China’s offshore yuan yesterday declined the most since Jan. 23 as the nation’s foreign-exchange regulator highlighted concerns over capital outflows.
China is increasingly finding itself in a situation similar to the 1998 Asian financial crisis, with emerging markets under pressure from capital outflows as the US dollar strengthens, Chinese State Administration of Foreign Exchange’s (SAFE) international payment department head Guan Tao (管濤) said at a forum in Beijing on Saturday last week.
Uncertainties are expected this year while the nation remains attractive to long-term capital, SAFE said in a report on Sunday.

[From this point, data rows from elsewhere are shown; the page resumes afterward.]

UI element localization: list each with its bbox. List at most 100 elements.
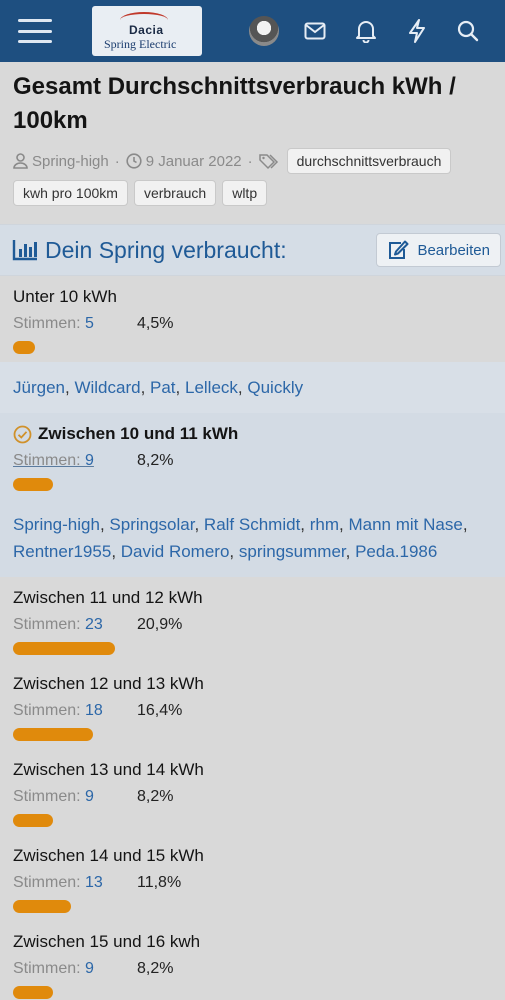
vote-count-link[interactable]: Stimmen: 13 <box>13 874 137 892</box>
voter-link[interactable]: Pat <box>150 378 176 397</box>
vote-count: 9 <box>85 452 94 469</box>
vote-count-link[interactable]: Stimmen: 5 <box>13 315 137 333</box>
vote-percent: 20,9% <box>137 616 183 633</box>
user-avatar-button[interactable] <box>238 11 289 51</box>
poll-option: Zwischen 15 und 16 kwh Stimmen: 9 8,2% <box>0 921 505 1000</box>
poll-option-text: Zwischen 15 und 16 kwh <box>13 932 201 951</box>
tag-link[interactable]: kwh pro 100km <box>13 180 128 206</box>
voter-link[interactable]: Lelleck <box>185 378 238 397</box>
poll-header: Dein Spring verbraucht: Bearbeiten <box>0 224 505 276</box>
bell-icon[interactable] <box>340 11 391 51</box>
page-title: Gesamt Durchschnittsverbrauch kWh / 100k… <box>13 73 456 134</box>
meta-separator: · <box>114 152 120 170</box>
poll-option-text: Zwischen 12 und 13 kWh <box>13 674 204 693</box>
voter-link[interactable]: springsummer <box>239 542 346 561</box>
poll-option: Zwischen 11 und 12 kWh Stimmen: 23 20,9% <box>0 577 505 663</box>
vote-count: 9 <box>85 960 94 977</box>
poll-option-label: Zwischen 15 und 16 kwh <box>13 932 491 952</box>
vote-percent: 8,2% <box>137 452 174 469</box>
voter-link[interactable]: Ralf Schmidt <box>204 515 300 534</box>
poll-title: Dein Spring verbraucht: <box>45 236 287 263</box>
thread-header: Gesamt Durchschnittsverbrauch kWh / 100k… <box>0 62 505 224</box>
vote-count-label: Stimmen: <box>13 874 86 891</box>
tag-link[interactable]: durchschnittsverbrauch <box>286 148 452 174</box>
poll-option-text: Zwischen 14 und 15 kWh <box>13 846 204 865</box>
voter-link[interactable]: David Romero <box>121 542 230 561</box>
vote-bar <box>13 642 115 655</box>
tag-link[interactable]: wltp <box>222 180 268 206</box>
top-navigation: Dacia Spring Electric <box>0 0 505 62</box>
vote-count-link[interactable]: Stimmen: 9 <box>13 788 137 806</box>
vote-count: 9 <box>85 788 94 805</box>
voter-link[interactable]: Mann mit Nase <box>348 515 462 534</box>
vote-bar <box>13 341 35 354</box>
voter-link[interactable]: Springsolar <box>109 515 194 534</box>
poll-vote-row: Stimmen: 23 20,9% <box>13 616 491 634</box>
voter-list: Jürgen, Wildcard, Pat, Lelleck, Quickly <box>0 362 505 413</box>
poll-vote-row: Stimmen: 9 8,2% <box>13 960 491 978</box>
meta-separator: · <box>247 152 253 170</box>
poll-option-label: Unter 10 kWh <box>13 287 491 307</box>
bolt-icon[interactable] <box>391 11 442 51</box>
poll-option: Zwischen 10 und 11 kWh Stimmen: 9 8,2% <box>0 413 505 499</box>
edit-poll-button[interactable]: Bearbeiten <box>376 233 501 267</box>
chart-icon <box>12 240 37 261</box>
thread-author[interactable]: Spring-high <box>32 153 109 170</box>
poll-option-text: Zwischen 13 und 14 kWh <box>13 760 204 779</box>
vote-percent: 11,8% <box>137 874 182 891</box>
vote-count-link[interactable]: Stimmen: 9 <box>13 960 137 978</box>
poll-option-label: Zwischen 10 und 11 kWh <box>13 424 491 444</box>
poll-option-label: Zwischen 13 und 14 kWh <box>13 760 491 780</box>
poll-option-text: Zwischen 11 und 12 kWh <box>13 588 203 607</box>
voter-link[interactable]: Peda.1986 <box>355 542 437 561</box>
vote-bar <box>13 478 53 491</box>
vote-count: 5 <box>85 315 94 332</box>
poll-vote-row: Stimmen: 9 8,2% <box>13 788 491 806</box>
logo-line1: Dacia <box>129 23 164 37</box>
vote-bar <box>13 728 93 741</box>
vote-count-label: Stimmen: <box>13 702 86 719</box>
voter-list: Spring-high, Springsolar, Ralf Schmidt, … <box>0 499 505 577</box>
vote-percent: 4,5% <box>137 315 174 332</box>
vote-count-link[interactable]: Stimmen: 18 <box>13 702 137 720</box>
voter-link[interactable]: rhm <box>310 515 339 534</box>
poll-vote-row: Stimmen: 13 11,8% <box>13 874 491 892</box>
thread-meta: Spring-high · 9 Januar 2022 · durchschni… <box>13 148 491 206</box>
date-meta: 9 Januar 2022 <box>126 153 242 170</box>
vote-bar <box>13 900 71 913</box>
voter-link[interactable]: Spring-high <box>13 515 100 534</box>
search-icon[interactable] <box>442 11 493 51</box>
poll-vote-row: Stimmen: 9 8,2% <box>13 452 491 470</box>
poll-option: Zwischen 14 und 15 kWh Stimmen: 13 11,8% <box>0 835 505 921</box>
poll-vote-row: Stimmen: 5 4,5% <box>13 315 491 333</box>
poll-option-text: Unter 10 kWh <box>13 287 117 306</box>
edit-icon <box>389 240 409 259</box>
check-circle-icon <box>13 425 32 443</box>
voter-link[interactable]: Rentner1955 <box>13 542 111 561</box>
author-meta: Spring-high <box>13 153 109 170</box>
vote-count-link[interactable]: Stimmen: 9 <box>13 452 137 470</box>
site-logo[interactable]: Dacia Spring Electric <box>92 6 202 56</box>
poll-option-label: Zwischen 11 und 12 kWh <box>13 588 491 608</box>
vote-bar <box>13 986 53 999</box>
menu-icon[interactable] <box>18 19 52 43</box>
tag-link[interactable]: verbrauch <box>133 180 217 206</box>
logo-line2: Spring Electric <box>104 37 177 51</box>
user-icon <box>13 153 28 169</box>
vote-count: 23 <box>85 616 103 633</box>
poll-option: Zwischen 12 und 13 kWh Stimmen: 18 16,4% <box>0 663 505 749</box>
voter-link[interactable]: Jürgen <box>13 378 65 397</box>
vote-count-label: Stimmen: <box>13 616 86 633</box>
vote-count: 13 <box>85 874 103 891</box>
thread-date[interactable]: 9 Januar 2022 <box>146 153 242 170</box>
voter-link[interactable]: Quickly <box>247 378 303 397</box>
vote-count-link[interactable]: Stimmen: 23 <box>13 616 137 634</box>
edit-poll-label: Bearbeiten <box>417 241 490 259</box>
vote-bar <box>13 814 53 827</box>
vote-percent: 8,2% <box>137 788 174 805</box>
vote-count-label: Stimmen: <box>13 452 86 469</box>
vote-count-label: Stimmen: <box>13 788 86 805</box>
mail-icon[interactable] <box>289 11 340 51</box>
vote-percent: 16,4% <box>137 702 183 719</box>
voter-link[interactable]: Wildcard <box>74 378 140 397</box>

The yuan traded in Hong Kong fell 0.46 percent to 6.2709 per US dollar as of 5:35pm, the lowest since Feb. 4 data compiled by Bloomberg showed. In Shanghai, the currency fell 0.13 percent, the most in two weeks, to close at 6.2485, China Foreign Exchange Trade System prices show.
“The capital outflow concern is causing fluctuations in the financial market and resulting in the drop in the yuan,” Bank of Communications (交通銀行) Shanghai-based macroeconomic policy analyst Chen Hufei said by telephone.
A net US$324 billion flowed out of China last year, not counting foreign direct investment, swinging from inflows of US$56 billion the previous year, according to UBS Group AG. The nation’s banks bought 914.5 billion yuan (US$146 billion) of foreign currency and sold 985.9 billion yuan for clients last month, resulting in a deficit of 71.4 billion yuan, the SAFE said in a statement yesterday.
The onshore yuan ended at a 1.94 percent discount to the central bank’s fixing, nearing the 2 percent limit and close to the 1.96 percent record.
The People’s Bank of China raised the reference rate by 0.02 percent to 6.1273 per dollar. Twelve-month non-deliverable yuan forwards lost 0.24 percent to 6.3855, trading 2.15 percent weaker than the Shanghai spot rate.
The Bloomberg Dollar Spot Index has advanced 2.7 percent this year. China’s economy grew 7.4 percent last year, the weakest in 24 years, and imports fell 19.9 percent last month, the most in more than five years, according to government data.
“Investors are losing interest in the yuan and putting their money in more profitable products, like the dollar,” Agricultural Bank of China International Securities Co (中國農業銀行國際證券) Hong Kong-based co-head of research Banny Lam said by telephone.